John stood out when he moved around Seal Beach. His regular outfits of Panama Hats and Hawaiian print shirts made him easily recognizable. He was often riding around town on his scooter. As a university coach for 35 years, John had become known to people all around the country.
They were at Disneyland one day, getting on the Tom Sawyer boat ride, when someone on the island started yelling “Coach!” Sandra said. The person had picked him out because he saw the hat and shirt. But, Sandra said, that no matter where they traveled, they always seemed to run into people who knew him.
When they had time to themselves, Sandra said they loved to travel. They had a motor home and they drove all over the country. And beyond. The longest trip they took was to Prince Edward Isle, off the coast of Nova Scotia. It was a 17,000-mile round trip drive that took four months.
Both during and after his stint at Long Beach State, baseball wasn’t John’s only vice. He loved all sports and was even a golf instructor at LBSU. He would also help out with keeping stats for basketball and football teams, so his involvement was year-round. Sandra said she understood and despite not loving sports, she gave support. She knew it was his life and she said she never even considered trying to take him away from it. And she loved watching their sons when they played.
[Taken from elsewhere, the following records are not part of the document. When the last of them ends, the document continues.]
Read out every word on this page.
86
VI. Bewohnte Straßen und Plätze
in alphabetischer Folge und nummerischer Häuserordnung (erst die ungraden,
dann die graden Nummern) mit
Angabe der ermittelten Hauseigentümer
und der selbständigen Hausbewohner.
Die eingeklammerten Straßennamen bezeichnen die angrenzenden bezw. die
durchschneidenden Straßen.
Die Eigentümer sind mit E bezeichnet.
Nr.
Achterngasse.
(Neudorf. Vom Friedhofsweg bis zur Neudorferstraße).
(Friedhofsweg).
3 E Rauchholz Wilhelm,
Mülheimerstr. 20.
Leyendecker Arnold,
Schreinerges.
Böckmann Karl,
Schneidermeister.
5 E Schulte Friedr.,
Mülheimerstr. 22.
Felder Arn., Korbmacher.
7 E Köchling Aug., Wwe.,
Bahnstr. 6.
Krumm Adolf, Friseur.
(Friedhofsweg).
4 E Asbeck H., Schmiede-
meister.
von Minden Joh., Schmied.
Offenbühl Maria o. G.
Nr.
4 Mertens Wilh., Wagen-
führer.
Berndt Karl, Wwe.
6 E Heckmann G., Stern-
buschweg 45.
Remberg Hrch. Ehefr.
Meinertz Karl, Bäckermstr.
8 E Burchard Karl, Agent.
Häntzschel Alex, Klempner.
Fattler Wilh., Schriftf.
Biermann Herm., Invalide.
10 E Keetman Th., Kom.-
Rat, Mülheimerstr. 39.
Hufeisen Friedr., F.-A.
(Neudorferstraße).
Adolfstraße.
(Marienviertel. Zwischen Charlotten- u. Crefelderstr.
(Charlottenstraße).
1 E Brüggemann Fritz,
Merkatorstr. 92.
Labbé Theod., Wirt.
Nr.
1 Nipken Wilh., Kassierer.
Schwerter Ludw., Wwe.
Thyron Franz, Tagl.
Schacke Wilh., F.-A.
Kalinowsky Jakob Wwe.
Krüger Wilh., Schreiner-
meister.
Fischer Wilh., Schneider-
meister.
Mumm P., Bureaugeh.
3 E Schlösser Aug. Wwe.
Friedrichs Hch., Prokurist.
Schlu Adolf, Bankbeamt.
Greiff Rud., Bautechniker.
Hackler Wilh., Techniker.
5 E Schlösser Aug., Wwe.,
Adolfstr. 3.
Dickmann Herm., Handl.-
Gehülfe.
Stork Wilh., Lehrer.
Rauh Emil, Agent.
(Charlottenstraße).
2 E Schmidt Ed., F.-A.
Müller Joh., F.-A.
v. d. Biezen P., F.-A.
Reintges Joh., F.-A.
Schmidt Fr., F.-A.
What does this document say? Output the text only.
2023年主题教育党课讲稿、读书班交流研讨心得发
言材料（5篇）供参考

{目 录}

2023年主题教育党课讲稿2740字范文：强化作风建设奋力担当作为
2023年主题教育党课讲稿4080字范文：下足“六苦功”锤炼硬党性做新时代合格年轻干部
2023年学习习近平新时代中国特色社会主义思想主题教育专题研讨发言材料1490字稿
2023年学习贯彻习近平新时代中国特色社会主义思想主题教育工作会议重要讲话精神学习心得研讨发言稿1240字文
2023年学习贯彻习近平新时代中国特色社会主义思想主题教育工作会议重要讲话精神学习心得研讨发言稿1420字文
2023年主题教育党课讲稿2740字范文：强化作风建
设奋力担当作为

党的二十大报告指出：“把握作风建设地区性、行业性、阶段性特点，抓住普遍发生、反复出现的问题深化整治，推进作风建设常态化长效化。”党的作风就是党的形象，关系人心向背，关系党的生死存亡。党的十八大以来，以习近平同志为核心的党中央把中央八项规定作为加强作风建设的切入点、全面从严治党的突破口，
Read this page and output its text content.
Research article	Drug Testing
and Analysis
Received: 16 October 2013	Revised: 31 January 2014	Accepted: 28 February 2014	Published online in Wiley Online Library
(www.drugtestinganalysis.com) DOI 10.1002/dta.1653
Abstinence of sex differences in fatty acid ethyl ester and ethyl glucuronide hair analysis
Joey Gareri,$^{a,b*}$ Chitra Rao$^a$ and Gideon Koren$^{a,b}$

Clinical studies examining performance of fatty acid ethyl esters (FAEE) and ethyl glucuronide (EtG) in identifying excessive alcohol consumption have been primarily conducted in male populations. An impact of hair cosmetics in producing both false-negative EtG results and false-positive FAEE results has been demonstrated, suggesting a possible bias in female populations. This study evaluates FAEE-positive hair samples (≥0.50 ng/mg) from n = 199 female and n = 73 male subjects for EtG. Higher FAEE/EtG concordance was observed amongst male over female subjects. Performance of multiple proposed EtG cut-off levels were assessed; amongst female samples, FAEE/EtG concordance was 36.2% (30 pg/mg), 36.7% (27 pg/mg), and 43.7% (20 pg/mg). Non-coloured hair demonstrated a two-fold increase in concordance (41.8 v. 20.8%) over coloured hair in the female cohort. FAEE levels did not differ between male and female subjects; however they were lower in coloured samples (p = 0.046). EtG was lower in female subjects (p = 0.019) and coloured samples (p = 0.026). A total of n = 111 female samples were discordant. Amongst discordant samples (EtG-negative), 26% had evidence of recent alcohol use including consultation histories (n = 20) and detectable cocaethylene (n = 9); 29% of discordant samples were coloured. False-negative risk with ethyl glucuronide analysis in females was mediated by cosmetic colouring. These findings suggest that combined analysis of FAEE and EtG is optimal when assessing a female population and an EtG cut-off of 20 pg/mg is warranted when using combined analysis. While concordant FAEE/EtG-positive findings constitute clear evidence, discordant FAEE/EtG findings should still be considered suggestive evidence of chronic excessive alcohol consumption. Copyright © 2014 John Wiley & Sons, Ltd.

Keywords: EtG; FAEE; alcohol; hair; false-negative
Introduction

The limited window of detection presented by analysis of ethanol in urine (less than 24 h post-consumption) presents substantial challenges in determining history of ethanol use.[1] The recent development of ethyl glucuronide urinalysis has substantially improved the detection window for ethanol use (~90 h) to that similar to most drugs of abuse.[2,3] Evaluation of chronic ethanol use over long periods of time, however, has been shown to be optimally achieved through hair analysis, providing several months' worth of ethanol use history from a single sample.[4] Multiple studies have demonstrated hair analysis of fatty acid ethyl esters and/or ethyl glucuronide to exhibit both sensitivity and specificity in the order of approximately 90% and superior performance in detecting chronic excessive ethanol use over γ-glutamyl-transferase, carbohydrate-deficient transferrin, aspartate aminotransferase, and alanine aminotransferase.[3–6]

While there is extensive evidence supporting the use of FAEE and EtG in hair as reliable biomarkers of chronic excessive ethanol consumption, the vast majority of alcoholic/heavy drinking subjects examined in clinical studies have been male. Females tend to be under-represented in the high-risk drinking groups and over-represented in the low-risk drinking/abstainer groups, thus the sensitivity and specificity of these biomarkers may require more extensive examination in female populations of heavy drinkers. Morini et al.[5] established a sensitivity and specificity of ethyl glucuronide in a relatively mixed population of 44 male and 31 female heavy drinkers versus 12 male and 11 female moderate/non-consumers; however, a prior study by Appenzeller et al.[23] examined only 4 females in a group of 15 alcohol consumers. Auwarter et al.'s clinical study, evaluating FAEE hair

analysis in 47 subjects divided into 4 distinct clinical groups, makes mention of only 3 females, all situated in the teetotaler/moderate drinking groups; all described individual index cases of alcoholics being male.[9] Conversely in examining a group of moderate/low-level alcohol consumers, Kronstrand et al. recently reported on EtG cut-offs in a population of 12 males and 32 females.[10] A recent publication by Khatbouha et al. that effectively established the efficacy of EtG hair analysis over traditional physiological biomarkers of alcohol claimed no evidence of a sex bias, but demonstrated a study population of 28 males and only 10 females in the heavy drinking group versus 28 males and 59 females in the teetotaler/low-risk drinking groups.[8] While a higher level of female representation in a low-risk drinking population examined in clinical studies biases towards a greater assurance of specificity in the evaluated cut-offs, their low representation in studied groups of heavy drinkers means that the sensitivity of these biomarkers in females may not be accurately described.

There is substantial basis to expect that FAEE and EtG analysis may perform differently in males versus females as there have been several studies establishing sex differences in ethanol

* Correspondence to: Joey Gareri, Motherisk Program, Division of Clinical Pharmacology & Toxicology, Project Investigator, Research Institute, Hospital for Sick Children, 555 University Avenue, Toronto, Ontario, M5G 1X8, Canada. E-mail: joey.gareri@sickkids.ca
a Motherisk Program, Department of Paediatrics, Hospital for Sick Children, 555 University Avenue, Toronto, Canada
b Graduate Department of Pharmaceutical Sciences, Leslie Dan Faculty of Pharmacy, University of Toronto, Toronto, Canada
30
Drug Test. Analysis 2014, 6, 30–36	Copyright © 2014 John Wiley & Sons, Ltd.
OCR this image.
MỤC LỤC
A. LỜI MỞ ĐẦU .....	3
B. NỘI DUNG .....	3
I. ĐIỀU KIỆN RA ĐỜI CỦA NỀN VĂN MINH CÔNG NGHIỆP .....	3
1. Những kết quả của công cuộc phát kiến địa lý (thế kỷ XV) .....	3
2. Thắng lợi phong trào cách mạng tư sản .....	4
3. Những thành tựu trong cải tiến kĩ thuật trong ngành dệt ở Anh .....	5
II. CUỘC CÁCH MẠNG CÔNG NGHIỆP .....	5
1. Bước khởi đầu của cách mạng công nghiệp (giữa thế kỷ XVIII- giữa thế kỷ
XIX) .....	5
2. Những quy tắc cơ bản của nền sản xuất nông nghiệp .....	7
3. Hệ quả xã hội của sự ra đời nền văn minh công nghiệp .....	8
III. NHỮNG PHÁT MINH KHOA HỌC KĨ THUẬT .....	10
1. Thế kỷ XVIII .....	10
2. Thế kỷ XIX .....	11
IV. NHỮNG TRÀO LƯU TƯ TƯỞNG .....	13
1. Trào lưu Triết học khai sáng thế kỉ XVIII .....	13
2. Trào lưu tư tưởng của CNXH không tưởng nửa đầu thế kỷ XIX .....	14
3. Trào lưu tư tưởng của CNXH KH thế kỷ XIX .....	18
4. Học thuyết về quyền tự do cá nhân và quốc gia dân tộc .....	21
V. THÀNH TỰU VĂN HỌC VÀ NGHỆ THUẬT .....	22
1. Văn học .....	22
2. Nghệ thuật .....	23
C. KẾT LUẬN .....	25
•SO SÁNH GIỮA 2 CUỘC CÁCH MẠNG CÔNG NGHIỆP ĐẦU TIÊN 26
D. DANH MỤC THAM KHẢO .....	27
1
“He lived his life the way he wanted to,” Sandra said
She even coached a game. During a fundraiser, she had someone do bidding for her on a “Coach for a Day” package at Long Beach. John didn’t know until after she had won the auction. She coached alongside him in a game against USC and famed coach Rod Dedeaux. She doesn’t remember who won the game, but it’s still a fond memory for her.
It seems there will be no shortages of fond memories by those who knew John.
“People in the area really going to miss John, it’s a big loss to the community,” Tavizon said.
Coach G is survived by Sandra; their sons Johnnie and Jason; adult grandchildren Cole, Ivie, April and Rylee and great-granddaughter Stella.
A funeral Mass is planned for St. Anthony Church in Long Beach on Wednesday, June 30 at 10 a.m. There will be a followed by a reception at Glory Days in Seal Beach. It’s going to be a party, Sandra said. Guests are encouraged to wear their Hawaiian shirts in honor of Coach G.
The “Coach John F. Gonsalves Charity Fund,” is being established to raise money for scholarships and other support for young players and students. It will be managed by Long Beach Community Fund, longbeachcf.org.